2.2 KiB
id | title | challengeType | forumTopicId | dashedName |
---|---|---|---|---|
594810f028c0303b75339ad5 | Y combinator | 5 | 302345 | y-combinator |
--description--
In strict [functional programming](https://en.wikipedia.org/wiki/Functional programming "wp: functional programming") and the [lambda calculus](https://en.wikipedia.org/wiki/lambda calculus "wp: lambda calculus"), functions (lambda expressions) don't have state and are only allowed to refer to arguments of enclosing functions. This rules out the usual definition of a recursive function wherein a function is associated with the state of a variable and this variable's state is used in the body of the function. The Y combinator is itself a stateless function that, when applied to another stateless function, returns a recursive version of the function. The Y combinator is the simplest of the class of such functions, called [fixed-point combinators](https://en.wikipedia.org/wiki/Fixed-point combinator "wp: fixed-point combinator").
--instructions--
Define the stateless Y combinator function and use it to compute factorial. The factorial(N)
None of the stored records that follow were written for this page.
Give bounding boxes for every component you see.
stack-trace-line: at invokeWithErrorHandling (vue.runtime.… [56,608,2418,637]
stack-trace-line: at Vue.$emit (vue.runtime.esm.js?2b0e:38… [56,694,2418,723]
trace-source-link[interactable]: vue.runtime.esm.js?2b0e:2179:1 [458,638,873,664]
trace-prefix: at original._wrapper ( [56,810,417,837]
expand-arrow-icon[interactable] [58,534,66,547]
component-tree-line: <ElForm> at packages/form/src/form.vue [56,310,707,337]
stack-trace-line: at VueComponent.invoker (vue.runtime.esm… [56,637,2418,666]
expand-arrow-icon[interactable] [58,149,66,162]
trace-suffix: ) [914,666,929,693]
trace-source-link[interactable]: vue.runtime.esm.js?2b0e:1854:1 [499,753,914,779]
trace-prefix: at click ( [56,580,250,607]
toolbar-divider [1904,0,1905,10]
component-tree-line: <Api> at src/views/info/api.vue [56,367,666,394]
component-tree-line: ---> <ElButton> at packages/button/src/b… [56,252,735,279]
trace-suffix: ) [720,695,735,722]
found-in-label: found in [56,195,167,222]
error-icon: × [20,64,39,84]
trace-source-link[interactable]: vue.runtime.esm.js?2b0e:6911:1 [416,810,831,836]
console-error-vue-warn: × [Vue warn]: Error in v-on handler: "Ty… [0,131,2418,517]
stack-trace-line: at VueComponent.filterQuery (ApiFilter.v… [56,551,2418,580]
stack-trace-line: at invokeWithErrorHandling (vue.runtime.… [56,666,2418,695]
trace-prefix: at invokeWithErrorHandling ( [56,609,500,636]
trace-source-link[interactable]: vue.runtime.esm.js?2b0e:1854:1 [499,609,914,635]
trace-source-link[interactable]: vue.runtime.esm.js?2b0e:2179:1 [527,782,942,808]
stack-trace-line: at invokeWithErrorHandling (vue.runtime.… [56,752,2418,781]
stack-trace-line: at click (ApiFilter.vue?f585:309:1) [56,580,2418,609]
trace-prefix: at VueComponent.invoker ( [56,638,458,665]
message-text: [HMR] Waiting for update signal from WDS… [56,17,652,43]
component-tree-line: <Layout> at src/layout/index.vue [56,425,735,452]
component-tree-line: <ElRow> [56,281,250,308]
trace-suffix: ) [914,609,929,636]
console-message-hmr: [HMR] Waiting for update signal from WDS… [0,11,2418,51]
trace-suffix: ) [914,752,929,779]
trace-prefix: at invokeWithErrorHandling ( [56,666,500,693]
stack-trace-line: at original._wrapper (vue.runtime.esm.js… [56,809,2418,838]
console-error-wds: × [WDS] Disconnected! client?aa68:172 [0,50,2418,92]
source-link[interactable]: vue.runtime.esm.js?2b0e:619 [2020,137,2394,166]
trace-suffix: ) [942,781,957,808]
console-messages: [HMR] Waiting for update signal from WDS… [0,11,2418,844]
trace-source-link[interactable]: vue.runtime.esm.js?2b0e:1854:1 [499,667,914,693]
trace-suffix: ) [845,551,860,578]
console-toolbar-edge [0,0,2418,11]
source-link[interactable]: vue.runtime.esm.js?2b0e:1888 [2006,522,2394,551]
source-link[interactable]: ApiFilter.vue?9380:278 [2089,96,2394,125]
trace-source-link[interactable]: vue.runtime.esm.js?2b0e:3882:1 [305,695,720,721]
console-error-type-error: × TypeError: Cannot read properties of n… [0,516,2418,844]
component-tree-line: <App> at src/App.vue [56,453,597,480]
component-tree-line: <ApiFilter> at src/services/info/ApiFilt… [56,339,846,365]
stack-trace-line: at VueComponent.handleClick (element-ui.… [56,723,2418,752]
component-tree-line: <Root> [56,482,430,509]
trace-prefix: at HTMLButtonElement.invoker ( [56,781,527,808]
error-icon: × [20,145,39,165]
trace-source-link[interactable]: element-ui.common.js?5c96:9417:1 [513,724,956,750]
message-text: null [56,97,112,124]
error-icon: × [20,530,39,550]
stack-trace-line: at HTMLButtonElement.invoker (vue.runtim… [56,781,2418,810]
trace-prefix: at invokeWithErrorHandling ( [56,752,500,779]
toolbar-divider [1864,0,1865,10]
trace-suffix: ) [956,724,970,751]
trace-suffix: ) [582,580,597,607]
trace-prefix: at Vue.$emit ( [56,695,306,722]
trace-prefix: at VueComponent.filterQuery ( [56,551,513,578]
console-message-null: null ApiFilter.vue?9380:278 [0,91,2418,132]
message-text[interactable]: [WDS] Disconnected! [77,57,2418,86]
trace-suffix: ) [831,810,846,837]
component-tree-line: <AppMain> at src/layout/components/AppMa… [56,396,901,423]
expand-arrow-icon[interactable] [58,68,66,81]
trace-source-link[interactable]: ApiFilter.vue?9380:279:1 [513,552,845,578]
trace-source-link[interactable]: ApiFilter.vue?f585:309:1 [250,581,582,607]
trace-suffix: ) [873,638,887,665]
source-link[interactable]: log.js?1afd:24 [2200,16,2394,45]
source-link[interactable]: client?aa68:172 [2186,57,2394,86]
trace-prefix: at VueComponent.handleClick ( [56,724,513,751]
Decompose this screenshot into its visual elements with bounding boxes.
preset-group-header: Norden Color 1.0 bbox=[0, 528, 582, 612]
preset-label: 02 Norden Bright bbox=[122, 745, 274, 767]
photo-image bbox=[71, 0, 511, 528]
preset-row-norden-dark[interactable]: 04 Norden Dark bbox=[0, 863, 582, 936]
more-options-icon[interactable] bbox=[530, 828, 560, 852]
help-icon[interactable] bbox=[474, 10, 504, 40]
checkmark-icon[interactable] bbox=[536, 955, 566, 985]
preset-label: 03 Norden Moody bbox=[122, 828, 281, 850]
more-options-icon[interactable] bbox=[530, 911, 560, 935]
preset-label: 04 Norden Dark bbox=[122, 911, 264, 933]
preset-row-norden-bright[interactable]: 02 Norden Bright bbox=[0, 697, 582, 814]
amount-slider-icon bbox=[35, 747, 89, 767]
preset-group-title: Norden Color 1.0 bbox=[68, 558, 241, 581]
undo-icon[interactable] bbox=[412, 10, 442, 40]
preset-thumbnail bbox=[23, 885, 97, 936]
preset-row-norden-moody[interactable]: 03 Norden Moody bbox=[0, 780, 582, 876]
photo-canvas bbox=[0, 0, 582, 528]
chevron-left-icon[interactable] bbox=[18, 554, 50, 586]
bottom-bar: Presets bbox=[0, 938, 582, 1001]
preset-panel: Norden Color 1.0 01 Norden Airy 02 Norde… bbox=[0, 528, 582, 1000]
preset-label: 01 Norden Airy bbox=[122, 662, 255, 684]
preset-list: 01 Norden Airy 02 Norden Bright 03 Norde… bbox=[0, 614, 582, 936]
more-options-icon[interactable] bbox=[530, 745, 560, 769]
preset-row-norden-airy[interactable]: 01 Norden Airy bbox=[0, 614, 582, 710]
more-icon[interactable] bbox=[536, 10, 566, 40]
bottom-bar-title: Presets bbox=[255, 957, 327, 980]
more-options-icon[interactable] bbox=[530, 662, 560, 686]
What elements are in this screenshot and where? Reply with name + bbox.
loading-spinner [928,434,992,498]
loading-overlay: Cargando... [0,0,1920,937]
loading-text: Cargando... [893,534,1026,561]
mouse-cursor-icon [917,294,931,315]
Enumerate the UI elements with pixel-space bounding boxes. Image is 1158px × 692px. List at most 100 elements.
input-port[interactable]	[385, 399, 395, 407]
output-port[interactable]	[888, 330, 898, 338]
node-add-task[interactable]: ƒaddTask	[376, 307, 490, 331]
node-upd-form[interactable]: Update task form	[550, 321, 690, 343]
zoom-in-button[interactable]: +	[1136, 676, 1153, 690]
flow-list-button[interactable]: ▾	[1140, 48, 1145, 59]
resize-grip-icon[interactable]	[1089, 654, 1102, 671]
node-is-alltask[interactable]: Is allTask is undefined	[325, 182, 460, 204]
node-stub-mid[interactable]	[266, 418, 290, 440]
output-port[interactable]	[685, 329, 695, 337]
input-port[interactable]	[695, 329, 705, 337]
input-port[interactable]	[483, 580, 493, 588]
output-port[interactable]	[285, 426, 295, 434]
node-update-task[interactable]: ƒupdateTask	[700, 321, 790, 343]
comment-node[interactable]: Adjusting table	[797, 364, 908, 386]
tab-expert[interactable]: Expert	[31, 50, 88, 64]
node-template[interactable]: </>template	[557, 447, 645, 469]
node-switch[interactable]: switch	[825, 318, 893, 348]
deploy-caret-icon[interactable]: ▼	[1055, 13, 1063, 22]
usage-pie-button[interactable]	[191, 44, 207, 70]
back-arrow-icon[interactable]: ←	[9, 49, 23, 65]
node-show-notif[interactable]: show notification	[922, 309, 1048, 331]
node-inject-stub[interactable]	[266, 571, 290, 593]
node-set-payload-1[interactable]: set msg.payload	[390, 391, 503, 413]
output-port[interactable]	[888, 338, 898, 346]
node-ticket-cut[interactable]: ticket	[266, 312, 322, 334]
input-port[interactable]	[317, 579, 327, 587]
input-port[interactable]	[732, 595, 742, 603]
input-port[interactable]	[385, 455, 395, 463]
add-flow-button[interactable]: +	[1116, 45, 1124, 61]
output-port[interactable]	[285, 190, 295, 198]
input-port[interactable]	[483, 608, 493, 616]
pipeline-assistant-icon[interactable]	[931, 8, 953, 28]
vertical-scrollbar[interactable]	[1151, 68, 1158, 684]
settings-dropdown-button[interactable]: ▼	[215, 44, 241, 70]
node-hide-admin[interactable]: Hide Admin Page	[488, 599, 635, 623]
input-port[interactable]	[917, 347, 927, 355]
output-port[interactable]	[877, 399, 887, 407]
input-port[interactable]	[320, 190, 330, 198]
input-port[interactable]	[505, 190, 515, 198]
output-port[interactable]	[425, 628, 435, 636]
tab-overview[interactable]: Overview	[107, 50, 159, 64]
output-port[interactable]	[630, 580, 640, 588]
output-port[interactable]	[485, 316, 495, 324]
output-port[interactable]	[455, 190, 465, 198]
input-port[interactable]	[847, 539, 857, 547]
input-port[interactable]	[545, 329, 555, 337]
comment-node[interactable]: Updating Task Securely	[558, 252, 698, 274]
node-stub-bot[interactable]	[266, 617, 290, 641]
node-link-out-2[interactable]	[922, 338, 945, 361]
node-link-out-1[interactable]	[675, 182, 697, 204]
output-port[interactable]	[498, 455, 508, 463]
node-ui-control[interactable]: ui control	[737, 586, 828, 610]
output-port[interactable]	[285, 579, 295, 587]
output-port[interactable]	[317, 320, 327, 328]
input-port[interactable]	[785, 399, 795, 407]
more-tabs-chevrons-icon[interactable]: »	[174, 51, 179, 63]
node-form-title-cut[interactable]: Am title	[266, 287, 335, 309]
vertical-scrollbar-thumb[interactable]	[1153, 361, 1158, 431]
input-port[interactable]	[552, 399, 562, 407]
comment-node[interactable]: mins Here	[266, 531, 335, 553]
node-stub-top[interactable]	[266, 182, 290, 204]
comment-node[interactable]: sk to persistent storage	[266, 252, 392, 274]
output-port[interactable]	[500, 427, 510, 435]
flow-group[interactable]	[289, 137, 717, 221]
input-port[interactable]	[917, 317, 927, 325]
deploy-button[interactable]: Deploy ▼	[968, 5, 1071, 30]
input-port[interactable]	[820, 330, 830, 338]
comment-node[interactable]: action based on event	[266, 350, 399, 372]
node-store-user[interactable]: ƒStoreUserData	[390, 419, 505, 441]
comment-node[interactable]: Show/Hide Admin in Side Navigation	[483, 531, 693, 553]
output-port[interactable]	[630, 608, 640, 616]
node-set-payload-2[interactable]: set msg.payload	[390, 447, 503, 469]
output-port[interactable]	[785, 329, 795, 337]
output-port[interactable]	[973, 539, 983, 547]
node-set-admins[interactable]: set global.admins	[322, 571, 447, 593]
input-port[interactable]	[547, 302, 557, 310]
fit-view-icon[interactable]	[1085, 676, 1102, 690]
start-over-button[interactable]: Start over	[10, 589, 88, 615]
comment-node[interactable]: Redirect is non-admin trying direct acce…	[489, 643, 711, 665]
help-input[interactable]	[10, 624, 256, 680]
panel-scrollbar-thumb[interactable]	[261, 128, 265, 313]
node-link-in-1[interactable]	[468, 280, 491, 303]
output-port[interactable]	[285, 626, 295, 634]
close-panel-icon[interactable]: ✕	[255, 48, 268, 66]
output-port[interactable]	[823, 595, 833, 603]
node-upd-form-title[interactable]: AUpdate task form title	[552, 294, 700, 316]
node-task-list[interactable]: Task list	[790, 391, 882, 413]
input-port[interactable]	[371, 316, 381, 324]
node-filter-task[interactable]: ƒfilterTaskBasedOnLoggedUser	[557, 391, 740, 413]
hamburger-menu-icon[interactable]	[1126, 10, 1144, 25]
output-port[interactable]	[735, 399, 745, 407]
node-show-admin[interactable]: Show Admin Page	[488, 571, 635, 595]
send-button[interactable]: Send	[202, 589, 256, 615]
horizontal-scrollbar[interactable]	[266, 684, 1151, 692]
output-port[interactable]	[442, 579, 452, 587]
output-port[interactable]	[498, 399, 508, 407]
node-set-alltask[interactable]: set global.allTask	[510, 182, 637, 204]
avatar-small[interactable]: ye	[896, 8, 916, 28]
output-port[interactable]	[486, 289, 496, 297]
function is already given to you. See also:
--hints--
Y should return a function.
assert.equal(typeof Y((f) => (n) => n), 'function');
factorial(1) should return 1.
assert.equal(factorial(1), 1);
factorial(2) should return 2.
assert.equal(factorial(2), 2);
factorial(3) should return 6.
assert.equal(factorial(3), 6);
factorial(4) should return 24.
assert.equal(factorial(4), 24);
factorial(10) should return 3628800.
assert.equal(factorial(10), 3628800);
--seed--
--after-user-code--
var factorial = Y(f => n => (n > 1 ? n * f(n - 1) : 1));
--seed-contents--
function Y(f) {
return function() {
};
}
var factorial = Y(function(f) {
return function (n) {
return n > 1 ? n * f(n - 1) : 1;
};
});
--solutions--
var Y = f => (x => x(x))(y => f(x => y(y)(x)));